With books. Once someone has read a book, most likely, he or she is not going to read it again, pointed out NextStage Associates’ Nordman, noting that books are perfect to offer to others.

That includes that pile of cookbooks taking up valuable space. “We always can tell the best cookbook in the house because it’s the one with the most dog ears and the most grease stains — that’s the cookbook that you keep,” she said. “The one that doesn’t even have the binding cracked, that’s the one you can donate (or pass onto a friend) because that cookbook has never been used and it probably never will be.”

For the most part, unless there’s a rare book, it’s not cost effective for Nordman’s company to try to sell a collection. It normally tries to match the books with a charity that can do something with them.

People who haven’t made the transition to computers tend to be paper savers. “That’s tough,” Nordman said. “For example, if you’re got recipes from the ’80s that you’ve never tried, yet they’re still sitting there in your box of recipes, you have to ask yourself, ‘Am I ever going to make this or do I just like the idea of someday making this?’ If it’s something that you actively use, if it’s a friend, then you keep it. If it’s an acquaintance, you think about keeping it, and if it’s a stranger, you let it go.”

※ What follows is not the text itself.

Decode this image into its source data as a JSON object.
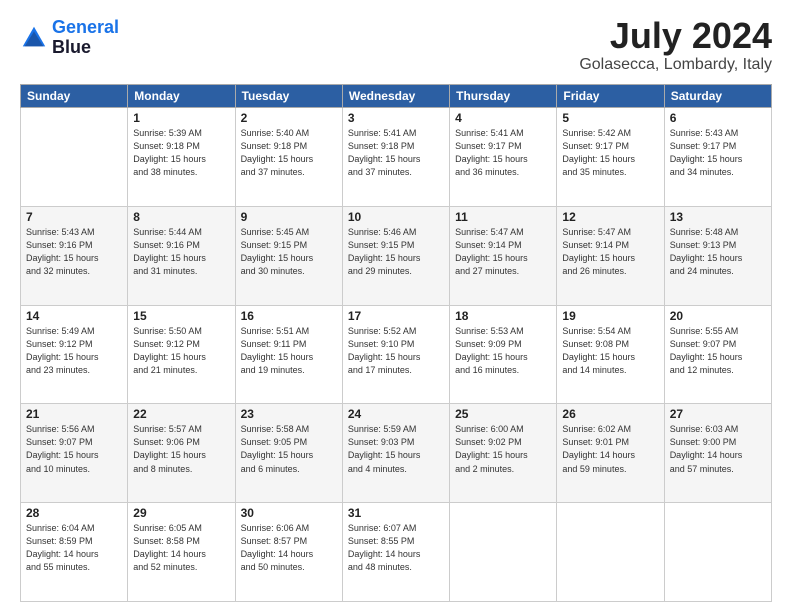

Before getting rid of personal papers, Nordman suggested contacting a lawyer and banker to make sure they have no further use. Then, to protect that information from getting in the wrong hands, take advantage of shredding services at office supply stores. “They shred by the pound,” she said. “You can have 40 years of no-longer-needed records gone in a matter of 30 minutes as opposed to you spending weeks and months and years with a little cheap shredder trying to do it all.”

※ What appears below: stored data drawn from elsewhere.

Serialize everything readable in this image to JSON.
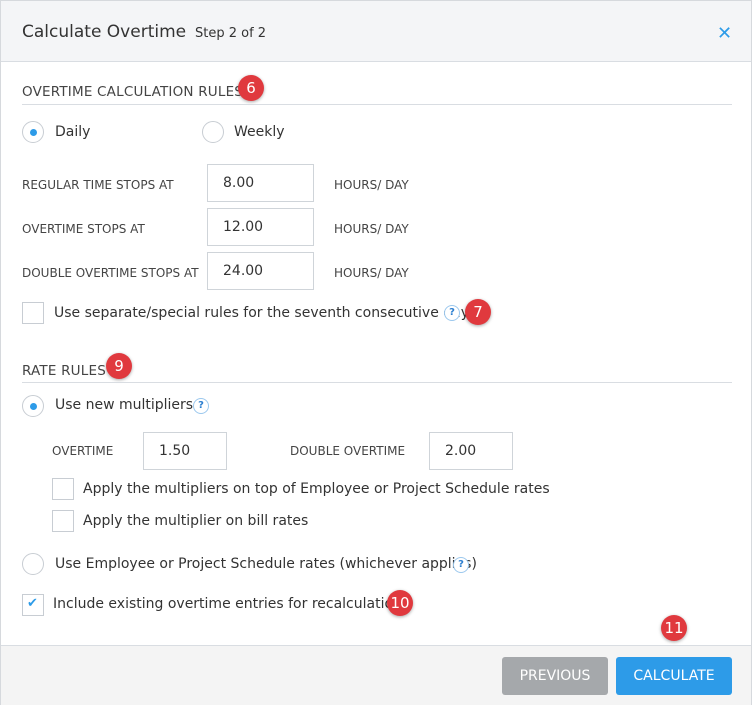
{
  "header": {
    "title": "Calculate Overtime",
    "step": "Step 2 of 2",
    "close_icon": "close-icon"
  },
  "overtime_rules": {
    "heading": "OVERTIME CALCULATION RULES",
    "badge": "6",
    "period_options": [
      {
        "label": "Daily",
        "selected": true
      },
      {
        "label": "Weekly",
        "selected": false
      }
    ],
    "fields": [
      {
        "label": "REGULAR TIME STOPS AT",
        "value": "8.00",
        "unit": "HOURS/ DAY"
      },
      {
        "label": "OVERTIME STOPS AT",
        "value": "12.00",
        "unit": "HOURS/ DAY"
      },
      {
        "label": "DOUBLE OVERTIME STOPS AT",
        "value": "24.00",
        "unit": "HOURS/ DAY"
      }
    ],
    "seventh_day": {
      "label": "Use separate/special rules for the seventh consecutive day",
      "checked": false,
      "badge": "7"
    }
  },
  "rate_rules": {
    "heading": "RATE RULES",
    "badge": "9",
    "new_multipliers": {
      "label": "Use new multipliers",
      "selected": true
    },
    "overtime": {
      "label": "OVERTIME",
      "value": "1.50"
    },
    "double_overtime": {
      "label": "DOUBLE OVERTIME",
      "value": "2.00"
    },
    "apply_on_top": {
      "label": "Apply the multipliers on top of Employee or Project Schedule rates",
      "checked": false
    },
    "apply_bill": {
      "label": "Apply the multiplier on bill rates",
      "checked": false
    },
    "schedule_rates": {
      "label": "Use Employee or Project Schedule rates (whichever applies)",
      "selected": false
    },
    "include_existing": {
      "label": "Include existing overtime entries for recalculations",
      "checked": true,
      "badge": "10"
    }
  },
  "footer": {
    "previous": "PREVIOUS",
    "calculate": "CALCULATE",
    "badge": "11"
  },
  "colors": {
    "accent": "#2d9be8",
    "secondary_button": "#a5a8ab",
    "badge": "#e0393e"
  },
  "help_glyph": "?"
}
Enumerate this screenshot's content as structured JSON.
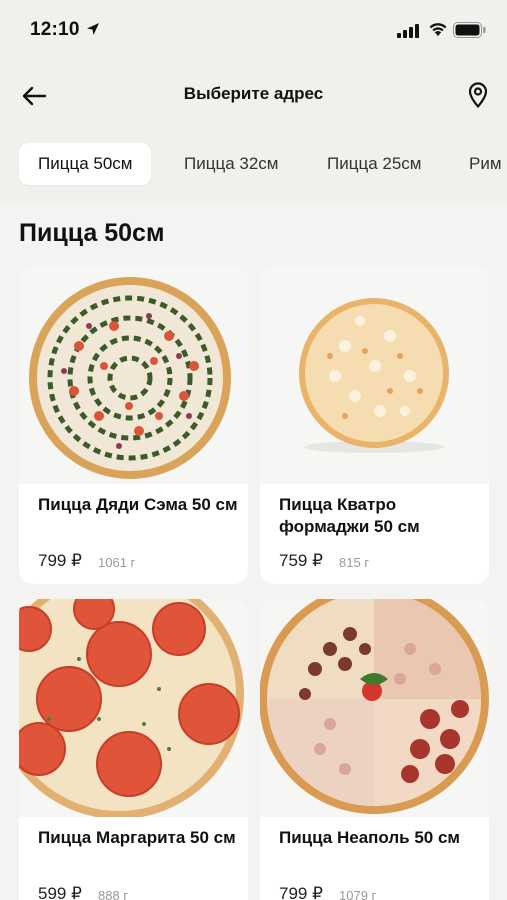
{
  "status_bar": {
    "time": "12:10"
  },
  "header": {
    "title": "Выберите адрес"
  },
  "tabs": [
    "Пицца 50см",
    "Пицца 32см",
    "Пицца 25см",
    "Рим"
  ],
  "section": {
    "title": "Пицца 50см"
  },
  "products": [
    {
      "name": "Пицца Дяди Сэма 50 см",
      "price": "799 ₽",
      "weight": "1061 г"
    },
    {
      "name": "Пицца Кватро формаджи 50 см",
      "price": "759 ₽",
      "weight": "815 г"
    },
    {
      "name": "Пицца Маргарита 50 см",
      "price": "599 ₽",
      "weight": "888 г"
    },
    {
      "name": "Пицца Неаполь 50 см",
      "price": "799 ₽",
      "weight": "1079 г"
    }
  ],
  "colors": {
    "background": "#f3f3f1",
    "active_tab": "#ffffff",
    "text": "#111111",
    "muted": "#9a9a9a"
  }
}
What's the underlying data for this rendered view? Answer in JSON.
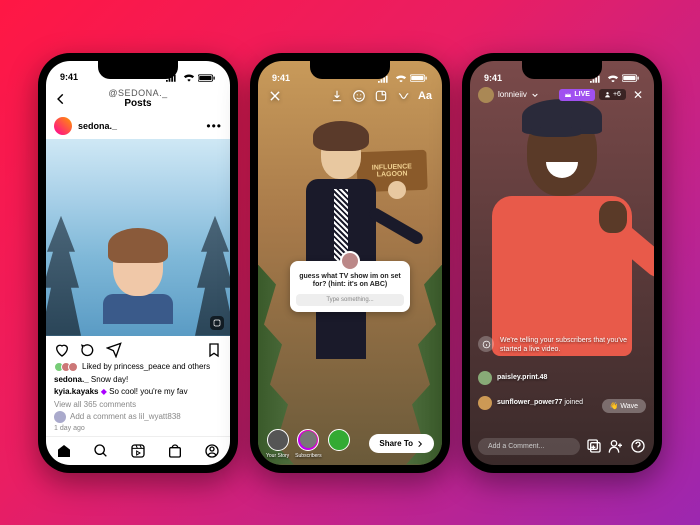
{
  "status": {
    "time": "9:41"
  },
  "phone1": {
    "header_user": "@SEDONA._",
    "header_title": "Posts",
    "username": "sedona._",
    "caption_user": "sedona._",
    "caption_text": "Snow day!",
    "comment_user": "kyia.kayaks",
    "comment_text": "So cool! you're my fav",
    "comment_badge": "◆",
    "likes_text": "Liked by princess_peace and others",
    "view_comments": "View all 365 comments",
    "add_comment": "Add a comment as lil_wyatt838",
    "timestamp": "1 day ago"
  },
  "phone2": {
    "sign": "INFLUENCE LAGOON",
    "question": "guess what TV show im on set for? (hint: it's on ABC)",
    "placeholder": "Type something...",
    "your_story": "Your Story",
    "subscribers": "Subscribers",
    "share": "Share To",
    "text_tool": "Aa"
  },
  "phone3": {
    "username": "lonnieiiv",
    "live": "LIVE",
    "viewers": "+6",
    "notice": "We're telling your subscribers that you've started a live video.",
    "comment1_user": "paisley.print.48",
    "comment1_text": "",
    "comment2_user": "sunflower_power77",
    "comment2_text": "joined",
    "wave": "👋 Wave",
    "add_comment": "Add a Comment..."
  }
}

Whether it’s newspaper or magazine articles, recipes, paper items, tools, linens, kitchen items or tablecloths, Nordman shares one basic rule to make the downsizing process much easier: “Realistically, if you haven’t used it in the past five or six years, chances are pretty good you’re not going to need it, so it’s probably OK to let those things go,” she said.

When Nordman’s company surveys a customer’s property, it prioritizes the client’s wishes as well as where items that aren’t being sold or given to family members can find new homes. For example, kitchen items can be utilized by Household Goods Recyling of Massachusetts in Acton, yard tools by Habitat for Humanity, women’s clothing can make a difference at Abby’s House in Worcester, and More Than Words in Waltham has homes for all those books you’ll never open again.

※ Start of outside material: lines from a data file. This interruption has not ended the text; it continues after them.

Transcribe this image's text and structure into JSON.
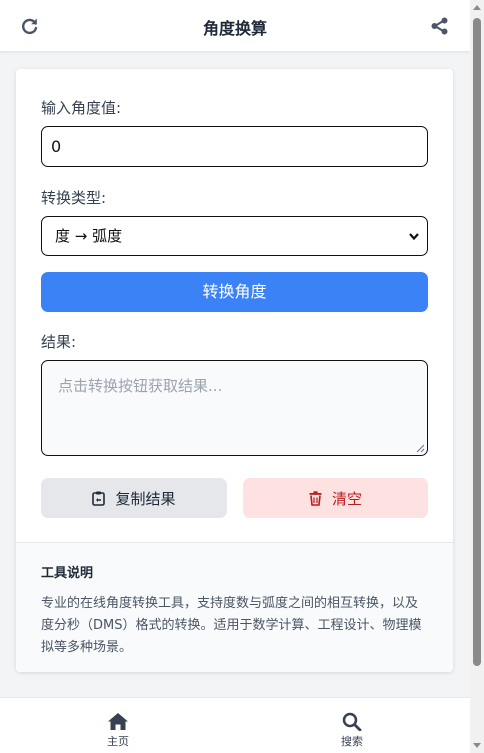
{
  "header": {
    "title": "角度换算",
    "refresh_icon": "refresh-icon",
    "share_icon": "share-icon"
  },
  "form": {
    "angle_label": "输入角度值:",
    "angle_value": "0",
    "type_label": "转换类型:",
    "type_selected": "度 → 弧度",
    "convert_button": "转换角度",
    "result_label": "结果:",
    "result_placeholder": "点击转换按钮获取结果...",
    "copy_button": "复制结果",
    "clear_button": "清空"
  },
  "info": {
    "heading": "工具说明",
    "description": "专业的在线角度转换工具，支持度数与弧度之间的相互转换，以及度分秒（DMS）格式的转换。适用于数学计算、工程设计、物理模拟等多种场景。"
  },
  "nav": {
    "home": "主页",
    "search": "搜索"
  },
  "colors": {
    "primary": "#3b82f6",
    "danger_bg": "#fee2e2",
    "danger_text": "#b91c1c"
  }
}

Nordman estimates that 30 percent of her company’s business is caused by an “unanticipated transition” due to a sudden death or an illness forcing someone to move. “We can more than handle an emergency transition and we can do it really well — it takes the stress out of it for the family,” she said.

Resources: Household Goods Recyling of Massachusetts, www.hgrm.org/; Habitat for Humanity, www.habitat.org/; Abby’s House, www.abbyshouse.org/; More Than Words, mtwyouth.org/; NextStage Associates, www.nextstageassociates.com.